Hood and Young want to take Teresa Kimsey to the hospital to see if she recognizes anything that can help. But they stop for a bathroom break on the way, and Teresa proceeds to have a graffiti session in the bathroom. The entire bathroom is filled with graffiti, and yet none of the screen is blurred out. Really, who does graffiti that's anything but vulgarities? Where's the fun in that? But there's a message inside the graffiti. It's a license plate. And when Rachel looks it up, it turns out to be the license plate of Catherine Bonatelli, the woman from the Autism Institute.
Jacob and Rachel start following Catherine, only to watch Catherine's car get blown up. I thought it was Jacob's car that people wanted to bomb, and that's why Rachel exists. Car bombs must be a common practice in this field. Bonatelli's dead, but it doesn't matter much, since she was certainly not the boss of this whole underground experimental scheme. She was just a lab tech, not a brain surgeon. "Brain surgery's not the kind of thing you learn on the internet, no matter what they say," Hood notes. "Probably wasn't her idea to blow herself up, either," Rachel adds. Probably.
At this point, it's a race to find Cameron Stewart before he is the next experimental victim, given that the people behind this operation are clearly willing to sacrifice people for their goal at this point. Jacob and Rachel head back to the hospital, hoping to follow up on the source of the electrical filament implanted in Scott's brain. But the wires have been stolen. Whoever is behind this operation works in this very hospital. It turns out to be Dr. Edward Fisher, a brain surgeon, who had been requisitioning these filaments for his office.

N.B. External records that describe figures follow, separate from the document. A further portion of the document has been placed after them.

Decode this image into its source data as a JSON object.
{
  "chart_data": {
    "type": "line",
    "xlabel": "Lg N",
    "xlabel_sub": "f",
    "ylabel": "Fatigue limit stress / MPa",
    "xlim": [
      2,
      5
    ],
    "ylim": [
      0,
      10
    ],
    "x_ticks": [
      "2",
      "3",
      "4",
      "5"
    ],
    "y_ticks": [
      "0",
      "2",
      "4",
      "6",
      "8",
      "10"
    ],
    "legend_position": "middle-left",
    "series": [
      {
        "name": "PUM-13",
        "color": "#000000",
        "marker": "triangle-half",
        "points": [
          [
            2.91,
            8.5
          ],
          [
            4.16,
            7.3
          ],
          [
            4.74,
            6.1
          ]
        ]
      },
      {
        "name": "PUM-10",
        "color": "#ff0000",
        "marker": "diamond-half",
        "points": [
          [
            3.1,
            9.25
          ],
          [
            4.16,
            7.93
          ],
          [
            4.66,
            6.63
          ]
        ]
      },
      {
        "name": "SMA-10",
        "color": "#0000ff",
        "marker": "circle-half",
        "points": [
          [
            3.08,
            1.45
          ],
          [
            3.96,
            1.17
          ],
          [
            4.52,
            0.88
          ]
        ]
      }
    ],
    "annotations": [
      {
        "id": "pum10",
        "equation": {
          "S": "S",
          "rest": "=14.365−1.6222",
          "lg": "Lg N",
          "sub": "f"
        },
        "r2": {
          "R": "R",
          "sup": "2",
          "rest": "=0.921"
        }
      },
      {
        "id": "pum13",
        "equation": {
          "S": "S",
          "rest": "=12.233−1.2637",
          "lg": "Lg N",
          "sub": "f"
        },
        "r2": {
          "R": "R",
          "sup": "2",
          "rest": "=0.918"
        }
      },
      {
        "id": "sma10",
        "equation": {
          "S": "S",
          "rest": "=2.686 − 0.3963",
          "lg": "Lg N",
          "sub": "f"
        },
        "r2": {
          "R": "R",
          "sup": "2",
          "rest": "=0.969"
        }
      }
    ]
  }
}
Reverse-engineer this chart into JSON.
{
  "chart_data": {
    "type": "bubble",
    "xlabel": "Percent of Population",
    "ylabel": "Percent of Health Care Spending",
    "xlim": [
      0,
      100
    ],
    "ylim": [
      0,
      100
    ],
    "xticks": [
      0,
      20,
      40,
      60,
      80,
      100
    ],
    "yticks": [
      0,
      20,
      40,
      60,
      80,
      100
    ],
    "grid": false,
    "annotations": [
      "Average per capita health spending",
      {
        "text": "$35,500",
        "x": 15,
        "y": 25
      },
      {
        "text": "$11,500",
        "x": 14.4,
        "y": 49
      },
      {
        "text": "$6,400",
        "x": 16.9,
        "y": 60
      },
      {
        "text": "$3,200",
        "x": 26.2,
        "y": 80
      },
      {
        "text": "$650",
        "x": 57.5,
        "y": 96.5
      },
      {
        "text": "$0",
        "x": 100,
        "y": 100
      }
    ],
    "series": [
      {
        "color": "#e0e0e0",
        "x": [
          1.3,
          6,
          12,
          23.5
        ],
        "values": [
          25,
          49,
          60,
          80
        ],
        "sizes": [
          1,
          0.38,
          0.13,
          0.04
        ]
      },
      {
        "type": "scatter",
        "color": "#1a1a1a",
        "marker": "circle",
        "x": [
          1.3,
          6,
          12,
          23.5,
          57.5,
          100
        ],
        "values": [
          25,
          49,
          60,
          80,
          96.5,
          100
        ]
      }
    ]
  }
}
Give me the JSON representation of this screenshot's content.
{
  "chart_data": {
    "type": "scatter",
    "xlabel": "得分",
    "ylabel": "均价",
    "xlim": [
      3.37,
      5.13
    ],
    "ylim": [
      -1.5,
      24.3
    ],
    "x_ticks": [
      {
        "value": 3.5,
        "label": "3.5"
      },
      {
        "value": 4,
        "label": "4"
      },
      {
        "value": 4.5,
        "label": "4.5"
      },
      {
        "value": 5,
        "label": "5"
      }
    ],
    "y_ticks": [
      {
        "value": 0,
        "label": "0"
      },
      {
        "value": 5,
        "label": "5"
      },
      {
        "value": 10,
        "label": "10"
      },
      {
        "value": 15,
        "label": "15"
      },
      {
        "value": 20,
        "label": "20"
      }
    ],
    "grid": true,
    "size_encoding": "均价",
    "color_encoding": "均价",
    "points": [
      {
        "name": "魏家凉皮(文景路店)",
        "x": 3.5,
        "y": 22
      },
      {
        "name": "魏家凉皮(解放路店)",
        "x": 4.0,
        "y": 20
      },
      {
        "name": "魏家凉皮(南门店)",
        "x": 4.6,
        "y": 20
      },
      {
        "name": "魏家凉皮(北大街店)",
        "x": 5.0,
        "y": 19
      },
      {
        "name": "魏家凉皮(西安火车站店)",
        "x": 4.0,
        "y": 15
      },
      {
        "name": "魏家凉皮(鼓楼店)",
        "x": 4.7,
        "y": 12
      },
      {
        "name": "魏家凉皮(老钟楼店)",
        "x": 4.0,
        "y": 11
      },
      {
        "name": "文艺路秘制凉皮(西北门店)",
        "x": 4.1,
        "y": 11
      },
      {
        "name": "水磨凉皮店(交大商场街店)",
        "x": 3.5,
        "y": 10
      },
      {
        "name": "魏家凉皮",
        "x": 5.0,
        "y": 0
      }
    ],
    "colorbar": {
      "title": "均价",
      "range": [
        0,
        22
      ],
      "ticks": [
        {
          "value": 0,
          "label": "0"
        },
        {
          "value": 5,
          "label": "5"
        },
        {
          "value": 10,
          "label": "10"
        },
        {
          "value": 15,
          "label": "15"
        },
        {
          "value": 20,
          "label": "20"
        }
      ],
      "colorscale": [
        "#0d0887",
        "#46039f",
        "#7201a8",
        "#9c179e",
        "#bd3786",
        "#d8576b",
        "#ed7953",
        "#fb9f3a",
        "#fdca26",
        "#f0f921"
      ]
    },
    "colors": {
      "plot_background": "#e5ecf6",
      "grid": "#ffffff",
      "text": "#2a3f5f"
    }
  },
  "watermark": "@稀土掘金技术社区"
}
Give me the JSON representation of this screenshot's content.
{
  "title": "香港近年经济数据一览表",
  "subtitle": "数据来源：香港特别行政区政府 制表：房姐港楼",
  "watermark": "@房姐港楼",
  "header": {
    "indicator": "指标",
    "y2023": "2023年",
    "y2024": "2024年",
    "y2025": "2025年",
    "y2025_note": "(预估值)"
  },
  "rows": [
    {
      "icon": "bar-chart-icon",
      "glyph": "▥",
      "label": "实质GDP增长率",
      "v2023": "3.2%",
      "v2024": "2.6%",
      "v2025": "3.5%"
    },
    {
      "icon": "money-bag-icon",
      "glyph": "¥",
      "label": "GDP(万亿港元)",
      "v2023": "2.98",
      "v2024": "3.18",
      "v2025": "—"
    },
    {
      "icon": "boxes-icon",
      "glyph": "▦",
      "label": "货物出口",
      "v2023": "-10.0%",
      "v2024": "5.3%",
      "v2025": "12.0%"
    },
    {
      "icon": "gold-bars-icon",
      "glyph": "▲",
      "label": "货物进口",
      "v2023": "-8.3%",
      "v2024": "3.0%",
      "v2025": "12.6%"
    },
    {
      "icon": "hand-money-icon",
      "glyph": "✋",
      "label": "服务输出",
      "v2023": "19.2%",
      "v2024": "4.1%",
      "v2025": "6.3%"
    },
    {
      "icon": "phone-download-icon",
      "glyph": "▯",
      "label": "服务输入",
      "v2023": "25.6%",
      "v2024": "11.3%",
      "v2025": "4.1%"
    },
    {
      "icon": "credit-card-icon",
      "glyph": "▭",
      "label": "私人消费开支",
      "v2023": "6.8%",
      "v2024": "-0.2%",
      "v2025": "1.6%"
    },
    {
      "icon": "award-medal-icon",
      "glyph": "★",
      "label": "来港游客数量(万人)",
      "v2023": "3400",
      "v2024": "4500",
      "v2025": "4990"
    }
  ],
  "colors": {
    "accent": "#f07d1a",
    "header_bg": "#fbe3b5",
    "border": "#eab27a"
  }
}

Hood and Young race to stop Fisher, who happens to be performing surgery on Cameron at this very moment. As Rachel barges into the surgery room with her gun, Cameron's head has been peeled open on the surgery table, and it remains that way for the duration of the scene. Gross. It's time for the villain to explain himself. He gives the "trying to save my son" speech, a popular one among TV villains-of-the-week. It turns out that Fisher's four-year-old son Noah was diagnosed with the very same ailment, Heller's syndrome, last year. Dr. Fisher was merely trying to find a "cure" for his own son, which disgusts Hood, who argues that autism is not "wrong," just different. And perhaps more to the point, Fisher lost his right to be on the side of good judgment when he and his wife kidnapped five children and killed two people. "You can't conduct deadly experiments on other people's kids to save your own," Hood caps it off.
There's one more disturbing point still to come in the epilogue, after Edward Fisher and his wife are arrested. Noah Fisher needs a new home now, and Hood arranges to have Scott Butler's father assume custody of him, after Mr. Butler was so devastated over the loss of his son. That seems kinda like replacing your dead kid, doesn't it? And didn't we already say that that was a bad thing when Philip Gifford did it back in the pilot episode?
Super-creepy episode! But creepy-good, or creepy-bad? If you could have a savant-like ability to communicate in a nonverbal medium like drawing or music, what form of communication would you want? And would anybody like to volunteer for my first brain surgery? I read how to do it on Wikipedia.